Sia Ape social che quota 41 sono possibilità che saranno a vantaggio di disoccupati in determinate condizioni. Prima di tutto, per l’Ape, bisogna raggiungere i 63 anni di età ed almeno 30 anni di contributi versati. Per quota 41 invece, nessun vincolo anagrafico, ma dei 41 zanni di contributi da completare, serve che almeno uno di essi, deve essere stato versato prima di compiere i 19 anni di età.

I contributi necessari devono essere effettivi, perché a differenza di come funzionano le classiche forme pensionistiche oggi esistenti, cioè pensione di vecchiaia e anticipata, i contributi figurativi (maternità, militare, disoccupazione ecc.) non valgono per raggiungere le soglie richieste sia per l’Ape sociale che per quota 41.

Questo, a meno che in zona cesarini, non si riesca a detonare, quella che a tutti gli effetti sembra una evidente penalizzazione per i disoccupati.

Disoccupati particolari

Come dicevamo, le richieste dei sindacati, dei gruppi di lavoratori e di molti rappresentanti di tutti i gruppi politici, riguardavano un'estensione del perimetro di applicazione dell’Ape sociale destinata ai disoccupati. Richieste rispedite ai mittenti, con la promessa di riparlarne nella prossima Legge di Bilancio, a fine 2017. Ma perché viene chiesto di modificare parte del testo delle due misure in relazione ai beneficiari disoccupati? Perché alcuni paletti differenziano un disoccupato dall’altro, lasciando fuori dalle misure molti soggetti.

In primo luogo, tra i requisiti spunta la correlazione tra le due misure pensionistiche e gli ammortizzatori sociali per disoccupati. In pratica, un disoccupato, per poter accedere all’Ape o a quota 41, oltre che centrare requisiti contributivi e anagrafici, dovrà avere terminato da almeno 3 mesi di percepire la Naspi o qualche altro ammortizzatore sociale per la perdita di lavoro. Un paletto che taglia fuori automaticamente i disoccupati che, pur avendo perduto il lavoro, non avevano i requisiti per l’accesso alla Naspi. E poi, anche la tipologia di perdita del lavoro diventa fondamentale, perché non potranno richiedere la Naspi coloro che non sono stati licenziati, ma che hanno perduto il lavoro a seguito di scadenza del contratto.

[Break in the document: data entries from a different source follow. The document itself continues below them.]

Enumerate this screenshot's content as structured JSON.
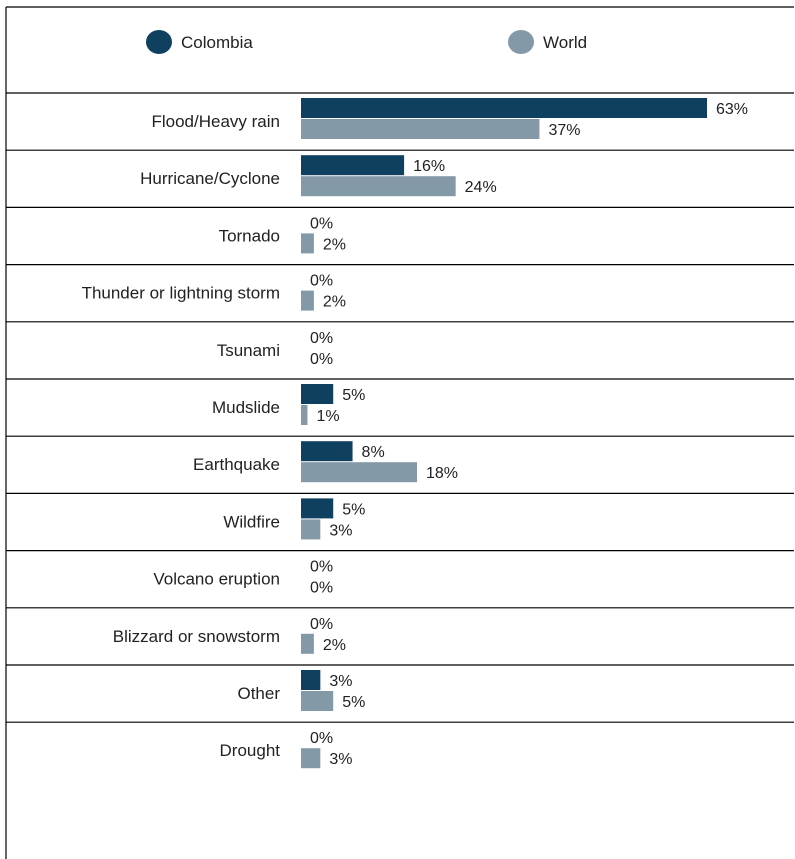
{
  "chart_data": {
    "type": "bar",
    "orientation": "horizontal",
    "categories": [
      "Flood/Heavy rain",
      "Hurricane/Cyclone",
      "Tornado",
      "Thunder or lightning storm",
      "Tsunami",
      "Mudslide",
      "Earthquake",
      "Wildfire",
      "Volcano eruption",
      "Blizzard or snowstorm",
      "Other",
      "Drought"
    ],
    "series": [
      {
        "name": "Colombia",
        "color": "#10405f",
        "values": [
          63,
          16,
          0,
          0,
          0,
          5,
          8,
          5,
          0,
          0,
          3,
          0
        ]
      },
      {
        "name": "World",
        "color": "#8399a8",
        "values": [
          37,
          24,
          2,
          2,
          0,
          1,
          18,
          3,
          0,
          2,
          5,
          3
        ]
      }
    ],
    "value_suffix": "%",
    "xlim": [
      0,
      63
    ],
    "legend_position": "top",
    "grid": false,
    "row_separators": true
  }
}
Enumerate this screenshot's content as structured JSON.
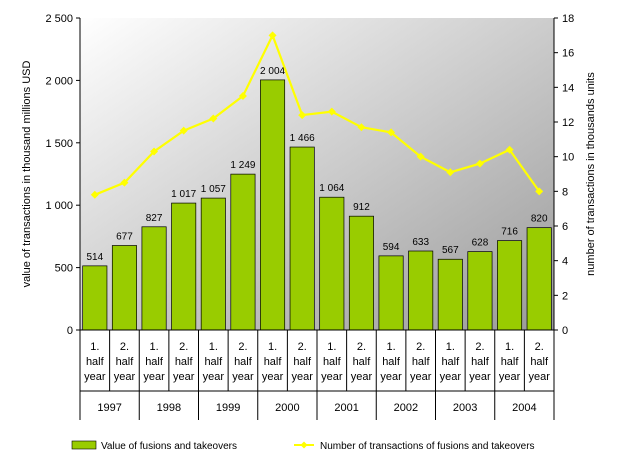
{
  "chart_data": {
    "type": "bar",
    "categories": [
      {
        "line1": "1.",
        "line2": "half",
        "line3": "year"
      },
      {
        "line1": "2.",
        "line2": "half",
        "line3": "year"
      },
      {
        "line1": "1.",
        "line2": "half",
        "line3": "year"
      },
      {
        "line1": "2.",
        "line2": "half",
        "line3": "year"
      },
      {
        "line1": "1.",
        "line2": "half",
        "line3": "year"
      },
      {
        "line1": "2.",
        "line2": "half",
        "line3": "year"
      },
      {
        "line1": "1.",
        "line2": "half",
        "line3": "year"
      },
      {
        "line1": "2.",
        "line2": "half",
        "line3": "year"
      },
      {
        "line1": "1.",
        "line2": "half",
        "line3": "year"
      },
      {
        "line1": "2.",
        "line2": "half",
        "line3": "year"
      },
      {
        "line1": "1.",
        "line2": "half",
        "line3": "year"
      },
      {
        "line1": "2.",
        "line2": "half",
        "line3": "year"
      },
      {
        "line1": "1.",
        "line2": "half",
        "line3": "year"
      },
      {
        "line1": "2.",
        "line2": "half",
        "line3": "year"
      },
      {
        "line1": "1.",
        "line2": "half",
        "line3": "year"
      },
      {
        "line1": "2.",
        "line2": "half",
        "line3": "year"
      }
    ],
    "years": [
      "1997",
      "1998",
      "1999",
      "2000",
      "2001",
      "2002",
      "2003",
      "2004"
    ],
    "series": [
      {
        "name": "Value of fusions and takeovers",
        "type": "bar",
        "axis": "left",
        "color": "#99CC00",
        "values": [
          514,
          677,
          827,
          1017,
          1057,
          1249,
          2004,
          1466,
          1064,
          912,
          594,
          633,
          567,
          628,
          716,
          820
        ],
        "labels": [
          "514",
          "677",
          "827",
          "1 017",
          "1 057",
          "1 249",
          "2 004",
          "1 466",
          "1 064",
          "912",
          "594",
          "633",
          "567",
          "628",
          "716",
          "820"
        ]
      },
      {
        "name": "Number of transactions of fusions and takeovers",
        "type": "line",
        "axis": "right",
        "color": "#FFFF00",
        "values": [
          7.8,
          8.5,
          10.3,
          11.5,
          12.2,
          13.5,
          17.0,
          12.4,
          12.6,
          11.7,
          11.4,
          10.0,
          9.1,
          9.6,
          10.4,
          8.0
        ]
      }
    ],
    "ylabel": "value of transactions in thousand millions USD",
    "y2label": "number of transactions in thousands units",
    "ylim": [
      0,
      2500
    ],
    "y2lim": [
      0,
      18
    ],
    "yticks": [
      0,
      500,
      1000,
      1500,
      2000,
      2500
    ],
    "yticklabels": [
      "0",
      "500",
      "1 000",
      "1 500",
      "2 000",
      "2 500"
    ],
    "y2ticks": [
      0,
      2,
      4,
      6,
      8,
      10,
      12,
      14,
      16,
      18
    ],
    "y2ticklabels": [
      "0",
      "2",
      "4",
      "6",
      "8",
      "10",
      "12",
      "14",
      "16",
      "18"
    ],
    "legend_position": "bottom",
    "background": "gradient-gray"
  }
}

Infine, anche se la disoccupazione agricola è tra quelle considerate buone per i 3 mesi di vuoto reddituale necessario, espone gli addetti al settore ad un rischio particolare, cioè quello di essere considerati diversi di fronte ad Ape e quota 41. La disoccupazione agricola si percepisce l’anno successivo a quello in cui si perde il lavoro. Per centrare i 3 mesi di assenza di ammortizzatori sociali, un dipendente in agricoltura, dovrà attendere l’anno successivo, nonostante abbia raggiunto 63 anni e 30 di contributi ( o 41 per i precoci) già quest’anno. Misure che per i lavoratori in agricoltura sono penalizzanti di un anno esatto rispetto alle altre categorie di lavoratori.